La maison Dagourette à Bayonne

Au XVIe siècle, le nom de Dagourette est portée par une famille de négociants dans le commerce maritime du port de Bayonne.

La première mention attestée de la maison Dagourette remonte au début du XVIIe siècle : Monseigneur François Fouquet Evêque de Bayonne de 1638 à 1642, y installa un couvent de visitandines. Les soeurs occupent la maison de 1640 à 1680.
A la fin du XVIIe siècle, la maison Dagourette est une maison de maitre avec trois entrepôts mitoyens. L'ensemble devient un hôpital civil sous le nom de Saint-Nicolas puis de Saint-Léon.
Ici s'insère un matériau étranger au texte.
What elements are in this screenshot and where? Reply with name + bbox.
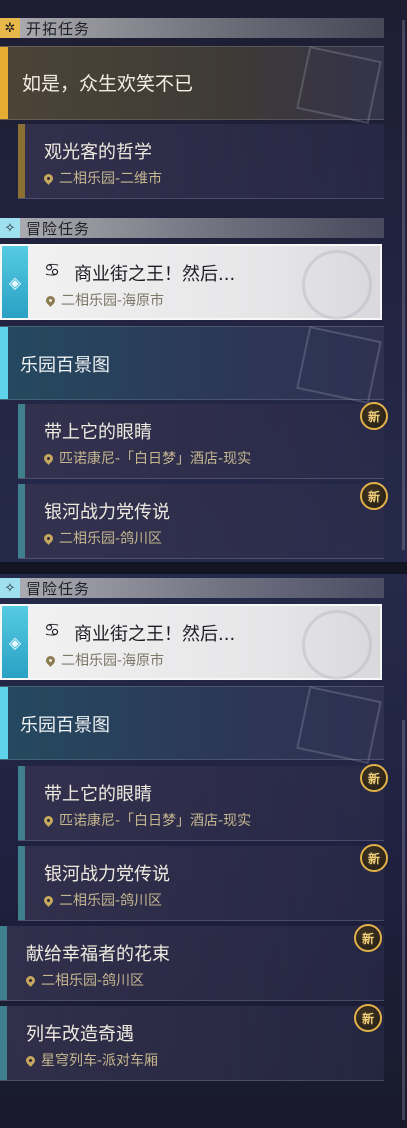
mission-title: 如是，众生欢笑不已 bbox=[22, 73, 194, 95]
quest-title: 列车改造奇遇 bbox=[26, 1024, 134, 1045]
quest-title: 带上它的眼睛 bbox=[44, 784, 152, 805]
teal-accent-bar bbox=[18, 404, 25, 478]
quest-item[interactable]: 列车改造奇遇 星穹列车-派对车厢 bbox=[0, 1006, 384, 1081]
trailblaze-mission-card[interactable]: 如是，众生欢笑不已 bbox=[0, 46, 384, 124]
scrollbar[interactable] bbox=[402, 720, 405, 1120]
section-header-trailblaze: ✲ 开拓任务 bbox=[0, 18, 384, 38]
diamond-icon: ◈ bbox=[2, 606, 28, 678]
location-text: 二相乐园-海原市 bbox=[61, 293, 165, 309]
quest-location: 二相乐园-二维市 bbox=[42, 168, 163, 188]
mission-location: 二相乐园-海原市 bbox=[44, 650, 165, 670]
mission-icon: ♋ bbox=[44, 260, 61, 281]
quest-item[interactable]: 带上它的眼睛 匹诺康尼-「白日梦」酒店-现实 bbox=[18, 766, 384, 841]
new-badge: 新 bbox=[360, 844, 388, 872]
adventure-icon: ✧ bbox=[0, 218, 20, 238]
teal-accent-bar bbox=[18, 484, 25, 558]
emblem-icon bbox=[296, 326, 382, 404]
location-text: 匹诺康尼-「白日梦」酒店-现实 bbox=[59, 451, 252, 467]
quest-item[interactable]: 献给幸福者的花束 二相乐园-鸽川区 bbox=[0, 926, 384, 1001]
location-text: 匹诺康尼-「白日梦」酒店-现实 bbox=[59, 813, 252, 829]
mission-title: 商业街之王！然后... bbox=[74, 264, 236, 285]
location-text: 二相乐园-鸽川区 bbox=[59, 893, 163, 909]
panel-divider bbox=[0, 562, 407, 574]
section-title: 开拓任务 bbox=[26, 19, 91, 38]
location-pin-icon bbox=[42, 893, 55, 907]
quest-item[interactable]: 观光客的哲学 二相乐园-二维市 bbox=[18, 124, 384, 199]
quest-item[interactable]: 银河战力党传说 二相乐园-鸽川区 bbox=[18, 484, 384, 559]
location-text: 星穹列车-派对车厢 bbox=[41, 1053, 159, 1069]
new-badge: 新 bbox=[360, 764, 388, 792]
emblem-icon bbox=[296, 46, 382, 124]
location-pin-icon bbox=[42, 451, 55, 465]
selected-mission-card[interactable]: ◈ ♋ 商业街之王！然后... 二相乐园-海原市 bbox=[0, 244, 382, 320]
teal-accent-bar bbox=[18, 766, 25, 840]
mission-location: 二相乐园-海原市 bbox=[44, 290, 165, 310]
quest-item[interactable]: 银河战力党传说 二相乐园-鸽川区 bbox=[18, 846, 384, 921]
mission-group-card[interactable]: 乐园百景图 bbox=[0, 326, 384, 404]
quest-location: 二相乐园-鸽川区 bbox=[42, 890, 163, 910]
location-text: 二相乐园-鸽川区 bbox=[59, 531, 163, 547]
new-badge: 新 bbox=[360, 482, 388, 510]
teal-accent-bar bbox=[0, 926, 7, 1000]
emblem-icon bbox=[296, 686, 382, 764]
teal-accent-bar bbox=[18, 846, 25, 920]
quest-location: 二相乐园-鸽川区 bbox=[24, 970, 145, 990]
quest-title: 献给幸福者的花束 bbox=[26, 944, 170, 965]
quest-location: 星穹列车-派对车厢 bbox=[24, 1050, 159, 1070]
mission-title: 商业街之王！然后... bbox=[74, 624, 236, 645]
location-pin-icon bbox=[42, 813, 55, 827]
group-title: 乐园百景图 bbox=[20, 715, 110, 736]
quest-title: 银河战力党传说 bbox=[44, 502, 170, 523]
trailblaze-icon: ✲ bbox=[0, 18, 20, 38]
quest-location: 匹诺康尼-「白日梦」酒店-现实 bbox=[42, 810, 252, 830]
location-text: 二相乐园-鸽川区 bbox=[41, 973, 145, 989]
section-header-adventure: ✧ 冒险任务 bbox=[0, 218, 384, 238]
diamond-icon: ◈ bbox=[2, 246, 28, 318]
teal-accent-bar bbox=[0, 1006, 7, 1080]
teal-accent-bar bbox=[0, 687, 8, 759]
location-pin-icon bbox=[44, 653, 57, 667]
location-pin-icon bbox=[24, 973, 37, 987]
location-pin-icon bbox=[24, 1053, 37, 1067]
selected-mission-card[interactable]: ◈ ♋ 商业街之王！然后... 二相乐园-海原市 bbox=[0, 604, 382, 680]
location-pin-icon bbox=[42, 171, 55, 185]
location-text: 二相乐园-二维市 bbox=[59, 171, 163, 187]
location-text: 二相乐园-海原市 bbox=[61, 653, 165, 669]
location-pin-icon bbox=[44, 293, 57, 307]
quest-item[interactable]: 带上它的眼睛 匹诺康尼-「白日梦」酒店-现实 bbox=[18, 404, 384, 479]
quest-location: 二相乐园-鸽川区 bbox=[42, 528, 163, 548]
quest-title: 银河战力党传说 bbox=[44, 864, 170, 885]
location-pin-icon bbox=[42, 531, 55, 545]
gold-accent-bar bbox=[18, 124, 25, 198]
section-header-adventure: ✧ 冒险任务 bbox=[0, 578, 384, 598]
quest-title: 观光客的哲学 bbox=[44, 142, 152, 163]
new-badge: 新 bbox=[354, 924, 382, 952]
emblem-icon bbox=[302, 250, 372, 320]
adventure-icon: ✧ bbox=[0, 578, 20, 598]
teal-accent-bar bbox=[0, 327, 8, 399]
new-badge: 新 bbox=[354, 1004, 382, 1032]
quest-title: 带上它的眼睛 bbox=[44, 422, 152, 443]
new-badge: 新 bbox=[360, 402, 388, 430]
quest-location: 匹诺康尼-「白日梦」酒店-现实 bbox=[42, 448, 252, 468]
gold-accent-bar bbox=[0, 47, 8, 119]
section-title: 冒险任务 bbox=[26, 579, 91, 598]
group-title: 乐园百景图 bbox=[20, 355, 110, 376]
mission-group-card[interactable]: 乐园百景图 bbox=[0, 686, 384, 764]
emblem-icon bbox=[302, 610, 372, 680]
mission-icon: ♋ bbox=[44, 620, 61, 641]
section-title: 冒险任务 bbox=[26, 219, 91, 238]
scrollbar[interactable] bbox=[402, 20, 405, 550]
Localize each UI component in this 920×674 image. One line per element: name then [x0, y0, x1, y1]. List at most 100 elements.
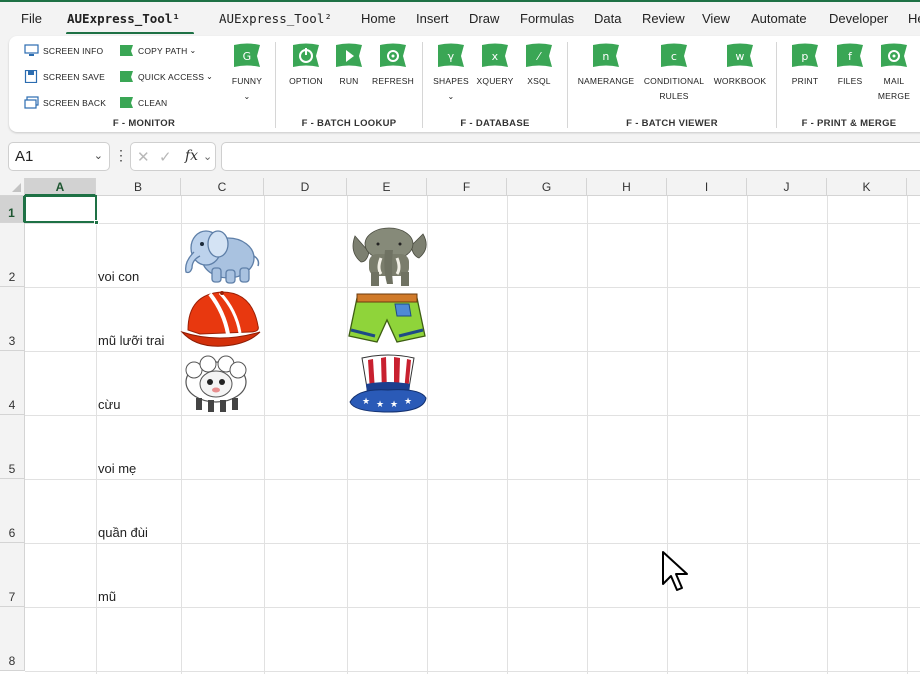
- xsql-label: XSQL: [527, 76, 551, 86]
- row-header-3[interactable]: 3: [0, 287, 25, 351]
- column-header-b[interactable]: B: [96, 178, 181, 196]
- menu-data[interactable]: Data: [594, 11, 621, 26]
- name-box[interactable]: A1 ⌄: [8, 142, 110, 171]
- red-cap-picture[interactable]: [180, 288, 264, 352]
- active-cell-a1[interactable]: [24, 195, 97, 223]
- confirm-icon[interactable]: ✓: [159, 148, 172, 166]
- cell-b5[interactable]: voi mẹ: [98, 461, 136, 476]
- copy-path-button[interactable]: COPY PATH ⌄: [119, 44, 196, 57]
- column-header-c[interactable]: C: [181, 178, 264, 196]
- files-flag-icon: f: [837, 43, 863, 67]
- formula-bar: A1 ⌄ ⋮ ✕ ✓ fx ⌄: [0, 138, 920, 178]
- refresh-button[interactable]: REFRESH: [371, 42, 415, 89]
- menu-home[interactable]: Home: [361, 11, 396, 26]
- refresh-flag-icon: [380, 43, 406, 67]
- namerange-button[interactable]: n NAMERANGE: [576, 42, 636, 89]
- mail-merge-button[interactable]: MAIL MERGE: [875, 42, 913, 104]
- sheep-picture[interactable]: [174, 352, 258, 414]
- mouse-pointer-icon: [662, 551, 688, 591]
- menu-draw[interactable]: Draw: [469, 11, 499, 26]
- column-header-k[interactable]: K: [827, 178, 907, 196]
- column-header-g[interactable]: G: [507, 178, 587, 196]
- screen-info-button[interactable]: SCREEN INFO: [24, 44, 103, 57]
- screen-info-label: SCREEN INFO: [43, 45, 104, 56]
- row-header-5[interactable]: 5: [0, 415, 25, 479]
- menu-help[interactable]: He: [908, 11, 920, 26]
- row-header-8[interactable]: 8: [0, 607, 25, 671]
- adult-elephant-picture[interactable]: [347, 222, 431, 288]
- menu-file[interactable]: File: [21, 11, 42, 26]
- corner-triangle: [12, 183, 21, 192]
- gridline: [507, 196, 508, 674]
- green-shorts-picture[interactable]: [347, 290, 427, 350]
- menu-auexpress-tool-1[interactable]: AUExpress_Tool¹: [67, 11, 180, 26]
- files-button[interactable]: f FILES: [833, 42, 867, 89]
- chevron-down-icon[interactable]: ⌄: [94, 149, 103, 162]
- row-header-4[interactable]: 4: [0, 351, 25, 415]
- chevron-down-icon: ⌄: [206, 72, 214, 81]
- column-header-i[interactable]: I: [667, 178, 747, 196]
- print-button[interactable]: p PRINT: [787, 42, 823, 89]
- run-button[interactable]: RUN: [333, 42, 365, 89]
- menu-auexpress-tool-2[interactable]: AUExpress_Tool²: [219, 11, 332, 26]
- shapes-button[interactable]: γ SHAPES ⌄: [430, 42, 472, 104]
- column-header-d[interactable]: D: [264, 178, 347, 196]
- cell-b4[interactable]: cừu: [98, 397, 120, 412]
- xsql-button[interactable]: ⁄ XSQL: [523, 42, 555, 89]
- column-header-h[interactable]: H: [587, 178, 667, 196]
- chevron-down-icon[interactable]: ⌄: [203, 150, 212, 163]
- select-all-corner[interactable]: [0, 178, 25, 196]
- column-header-f[interactable]: F: [427, 178, 507, 196]
- row-header-7[interactable]: 7: [0, 543, 25, 607]
- menu-view[interactable]: View: [702, 11, 730, 26]
- menu-developer[interactable]: Developer: [829, 11, 888, 26]
- screen-back-label: SCREEN BACK: [43, 97, 107, 108]
- funny-button[interactable]: G FUNNY ⌄: [229, 42, 265, 104]
- row-number: 4: [8, 398, 16, 412]
- screen-save-button[interactable]: SCREEN SAVE: [24, 70, 105, 83]
- conditional-rules-button[interactable]: c CONDITIONAL RULES: [639, 42, 709, 104]
- row-number: 1: [8, 206, 15, 220]
- insert-function-icon[interactable]: fx: [185, 148, 198, 164]
- column-header-j[interactable]: J: [747, 178, 827, 196]
- menu-review[interactable]: Review: [642, 11, 685, 26]
- cell-b3[interactable]: mũ lưỡi trai: [98, 333, 164, 348]
- cell-b7[interactable]: mũ: [98, 589, 116, 604]
- menu-formulas[interactable]: Formulas: [520, 11, 574, 26]
- menu-insert[interactable]: Insert: [416, 11, 449, 26]
- green-flag-icon: [120, 97, 133, 108]
- xquery-button[interactable]: x XQUERY: [475, 42, 515, 89]
- menu-automate[interactable]: Automate: [751, 11, 807, 26]
- gridline: [25, 543, 920, 544]
- row-header-2[interactable]: 2: [0, 223, 25, 287]
- group-label-database: F - DATABASE: [460, 118, 530, 129]
- option-button[interactable]: OPTION: [285, 42, 327, 89]
- row-number: 8: [8, 654, 16, 668]
- fill-handle[interactable]: [94, 220, 99, 225]
- cancel-icon[interactable]: ✕: [137, 148, 150, 166]
- more-options-icon[interactable]: ⋮: [114, 147, 128, 164]
- row-number: 3: [8, 334, 16, 348]
- formula-input[interactable]: [221, 142, 920, 171]
- clean-button[interactable]: CLEAN: [119, 96, 167, 109]
- row-header-6[interactable]: 6: [0, 479, 25, 543]
- workbook-button[interactable]: w WORKBOOK: [711, 42, 769, 89]
- row-header-1[interactable]: 1: [0, 196, 25, 223]
- green-flag-icon: G: [234, 43, 260, 67]
- workbook-label: WORKBOOK: [713, 76, 767, 86]
- spreadsheet-grid[interactable]: A B C D E F G H I J K 1 2 3 4 5 6 7 8 vo…: [0, 178, 920, 674]
- svg-text:c: c: [671, 50, 677, 63]
- column-header-a[interactable]: A: [25, 178, 96, 196]
- quick-access-button[interactable]: QUICK ACCESS ⌄: [119, 70, 213, 83]
- screen-back-button[interactable]: SCREEN BACK: [24, 96, 106, 109]
- column-header-partial[interactable]: [907, 178, 920, 196]
- gridline: [25, 671, 920, 672]
- window-back-icon: [24, 96, 39, 109]
- green-flag-icon: [120, 45, 133, 56]
- column-header-e[interactable]: E: [347, 178, 427, 196]
- row-number: 7: [8, 590, 16, 604]
- baby-elephant-picture[interactable]: [180, 222, 262, 286]
- cell-b2[interactable]: voi con: [98, 269, 139, 284]
- top-hat-picture[interactable]: ★ ★ ★ ★: [348, 352, 428, 416]
- cell-b6[interactable]: quần đùi: [98, 525, 148, 540]
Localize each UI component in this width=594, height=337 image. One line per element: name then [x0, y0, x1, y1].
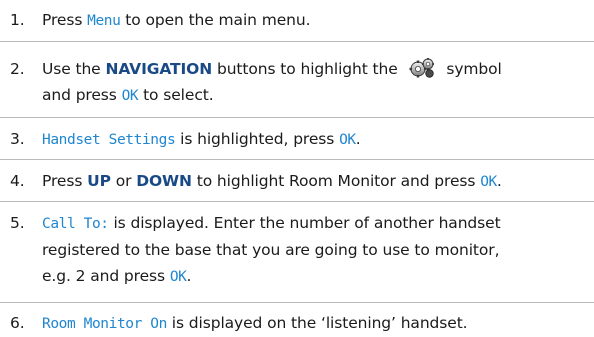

Après 1867, Dagourette est la propriété de l'administration des hospices, qui divise l'édifice en plusieurs espaces de location dont les revenus sont attribués à des établissements de charité.

Le 6 mai 1922 le Conseil Municipal charge la société des Sciences, Lettres, Arts et Etudes Régionales de Bayonne, de créer, organiser et adminisrer le Musée Basque et de la Tradition Bayonnaise à la maison Dagourette.

Après le rachat de la maison par la ville et quelques travaux, le Musée Basque ouvre en 1924.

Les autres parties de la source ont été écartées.